The American soldiers had learned how to fight in rugged, snowy terrain in the state’s high country and have ever since been a beloved part of Colorado history.
Descendants of the 10th returned to Italy this fall to retrace the steps of their fathers and grandfathers in the countryside they fought to save. CPR’s Western Slope reporter Stina Sieg went along with them.
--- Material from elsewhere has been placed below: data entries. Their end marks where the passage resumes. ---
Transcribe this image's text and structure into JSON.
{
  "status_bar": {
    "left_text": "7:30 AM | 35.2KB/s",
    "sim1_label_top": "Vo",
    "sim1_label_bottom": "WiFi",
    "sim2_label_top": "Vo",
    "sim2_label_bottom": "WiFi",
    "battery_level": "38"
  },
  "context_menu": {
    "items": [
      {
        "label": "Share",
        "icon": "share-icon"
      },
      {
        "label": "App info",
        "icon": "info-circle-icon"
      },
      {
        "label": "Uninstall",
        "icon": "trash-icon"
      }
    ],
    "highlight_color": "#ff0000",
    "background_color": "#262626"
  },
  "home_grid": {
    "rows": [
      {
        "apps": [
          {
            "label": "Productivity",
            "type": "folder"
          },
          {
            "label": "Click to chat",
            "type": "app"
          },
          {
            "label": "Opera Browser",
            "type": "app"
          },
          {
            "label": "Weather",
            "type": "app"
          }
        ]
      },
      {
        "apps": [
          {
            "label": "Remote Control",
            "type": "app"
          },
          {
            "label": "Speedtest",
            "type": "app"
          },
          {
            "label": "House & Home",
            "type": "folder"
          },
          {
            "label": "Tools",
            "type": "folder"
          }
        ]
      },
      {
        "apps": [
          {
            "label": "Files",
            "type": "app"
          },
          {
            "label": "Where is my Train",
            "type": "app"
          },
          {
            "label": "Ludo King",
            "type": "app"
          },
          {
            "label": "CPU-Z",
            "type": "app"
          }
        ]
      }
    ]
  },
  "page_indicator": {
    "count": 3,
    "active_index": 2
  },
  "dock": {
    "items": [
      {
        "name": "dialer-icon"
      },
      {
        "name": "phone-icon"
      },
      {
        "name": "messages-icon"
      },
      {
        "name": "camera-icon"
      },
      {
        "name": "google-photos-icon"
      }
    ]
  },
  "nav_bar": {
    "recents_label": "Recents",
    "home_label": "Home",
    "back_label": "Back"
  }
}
She followed the Coloradans’ return to the tiny Tuscan towns their ancestors liberated, the harrowing hike up Riva Ridge, and their reunification with locals who have celebrated the Americans’ victory for the past 80 years.
“They crossed the ocean and they came here to save us — and this is very important — we have to continue to maintain this memory,” said Barbara Franchi, the mayor of Lizzano in Belvedere, northwest of Florence, one of several villages that welcomed the descendants of this expert fighting force.
The descendants were met with gratitude in every place they toured, from communities that were almost obliterated in the war, to historic battle sites where monuments and plaques still commemorate the 10th.
Even though World War II was generations ago, this history felt alive for the 10th Mountain descendants, many of whom sought to understand their family members more deeply by visiting the country where they’d risked their lives as young men.